At that time this equality was considered to be sufficient as a proof: Irving Fisher (1892), for example, whose mathematical skills were much superior to Walras’s very limited ones, proceeded in the same way, despite this being neither a necessary nor a sufficient condition. In the discussion of demand curves, Walras also addresses the issue of the uniqueness of equilibrium, and identifies the decreasing excess demand as a stability criterion. Thus, in his conceptualization the questions of the existence, uniqueness and stability of equilibrium were clearly separated.The generalization of this reasoning to many commodities raises difficulties: in particular a generalized direct or indirect barter could no longer lead to a solution. Walras solved the problem by adopting at the same time a concept of equilibrium which rules out arbitrage (OEC VIII: 161-2), and a numeraire. The introduction of the numeraire, that is, “the commodity in terms of which the prices of all the others are expressed” (OEC VIII: 171 [161]), reduces the number of markets and prices and de facto forces all exchanges to be made against or through the numeraire.
Walras also generalizes the budget constraint of each agent in the two-commodity model, where obtaining a commodity required the sale of the other one, with a simultaneous equilibrium in both markets.
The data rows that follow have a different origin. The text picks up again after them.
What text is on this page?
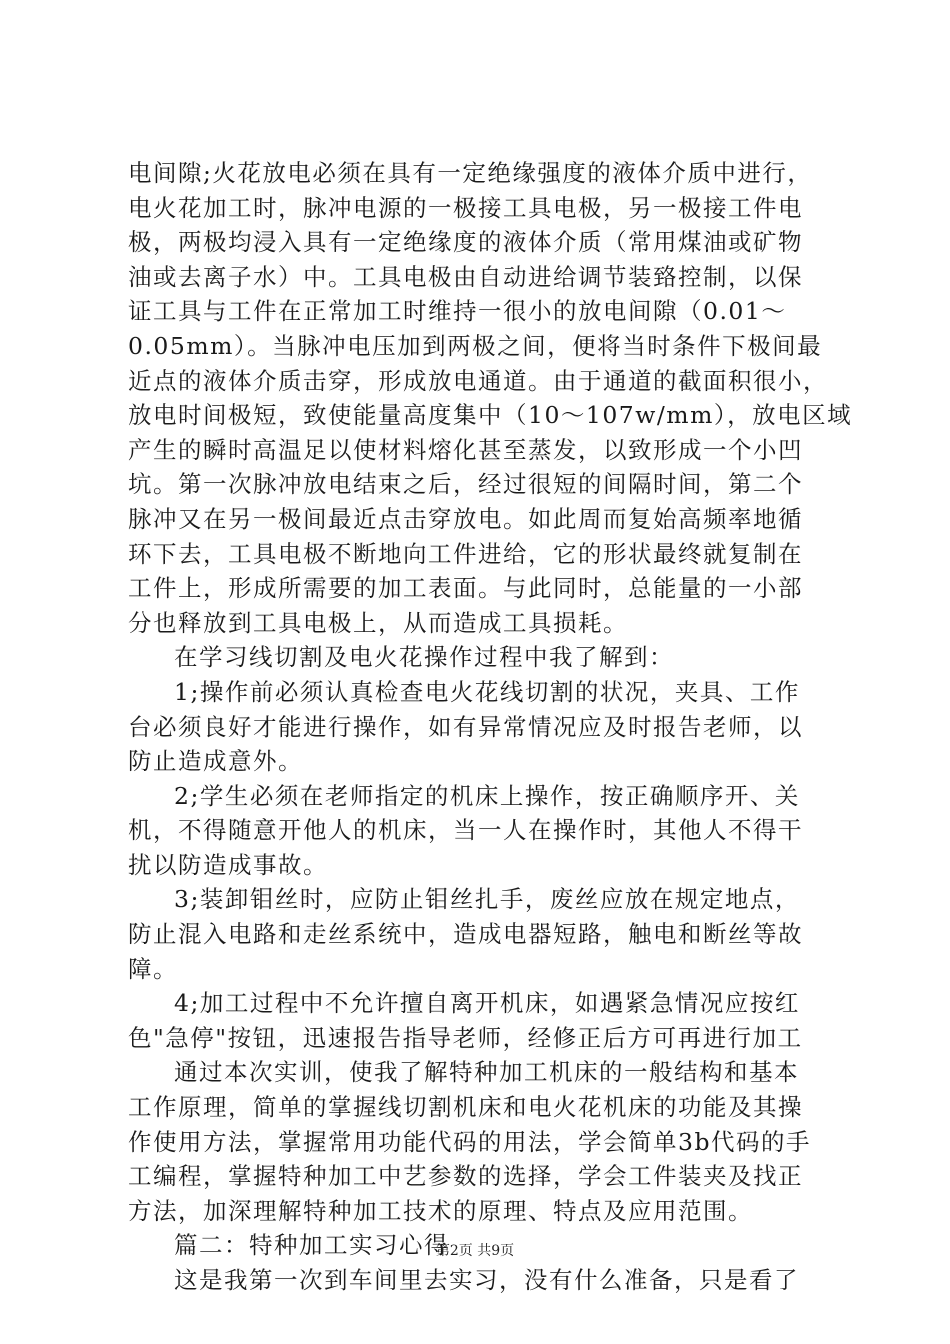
电间隙;火花放电必须在具有一定绝缘强度的液体介质中进行，
电火花加工时，脉冲电源的一极接工具电极，另一极接工件电
极，两极均浸入具有一定绝缘度的液体介质（常用煤油或矿物
油或去离子水）中。工具电极由自动进给调节装臵控制，以保
证工具与工件在正常加工时维持一很小的放电间隙（0.01～
0.05mm）。当脉冲电压加到两极之间，便将当时条件下极间最
近点的液体介质击穿，形成放电通道。由于通道的截面积很小，
放电时间极短，致使能量高度集中（10～107w/mm），放电区域
产生的瞬时高温足以使材料熔化甚至蒸发，以致形成一个小凹
坑。第一次脉冲放电结束之后，经过很短的间隔时间，第二个
脉冲又在另一极间最近点击穿放电。如此周而复始高频率地循
环下去，工具电极不断地向工件进给，它的形状最终就复制在
工件上，形成所需要的加工表面。与此同时，总能量的一小部
分也释放到工具电极上，从而造成工具损耗。
在学习线切割及电火花操作过程中我了解到：
1;操作前必须认真检查电火花线切割的状况，夹具、工作
台必须良好才能进行操作，如有异常情况应及时报告老师，以
防止造成意外。
2;学生必须在老师指定的机床上操作，按正确顺序开、关
机，不得随意开他人的机床，当一人在操作时，其他人不得干
扰以防造成事故。
3;装卸钼丝时，应防止钼丝扎手，废丝应放在规定地点，
防止混入电路和走丝系统中，造成电器短路，触电和断丝等故
障。
4;加工过程中不允许擅自离开机床，如遇紧急情况应按红
色"急停"按钮，迅速报告指导老师，经修正后方可再进行加工
通过本次实训，使我了解特种加工机床的一般结构和基本
工作原理，简单的掌握线切割机床和电火花机床的功能及其操
作使用方法，掌握常用功能代码的用法，学会简单3b代码的手
工编程，掌握特种加工中艺参数的选择，学会工件装夹及找正
方法，加深理解特种加工技术的原理、特点及应用范围。
篇二：特种加工实习心得
这是我第一次到车间里去实习，没有什么准备，只是看了
第2页 共9页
In the case of many commodities, if all markets except one are in equilibrium, then the latter is necessarily in equilibrium, to the extent that consumers have met their budget constraints. This is what Oskar Lange called “Walras’s Law” (1942: 51, n.
2).What Walras secondly tries to show is “that this selfsame problem of exchange of which we just have furnished the theoretical solution is also the problem that is solved [practically] on the market by the mechanism of free competition” (OEC VIII: 173 [163]). Imagine a market in which all commodities and all economic agents are present and where prices are set at random. If by sheer chance every demand and supply are in equilibrium, the problem is solved. Otherwise, other prices should be set so that, through trial and error, by tatonnement, supplies and demands in each market end up coinciding. If, among the newly set prices, at least one assures the equilibrium for a commodity, only the others unbalancing prices are set again. And so on for all markets. However, by balancing markets one after the other, the previously balanced markets end up unbalanced. Walras then distinguishes between the direct effects and indirect effects and assumes that the former are larger than the latter (OEC VIII: s. 130). This makes him think that he obtains convergence towards equilibrium prices and is thus able to formulate the law of price determination in the case of trading several commodities one for the other. It should be noted that exchange is assumed not to take place until after the equilibrium prices have been found for all commodities (OEC IX: 312 [251]).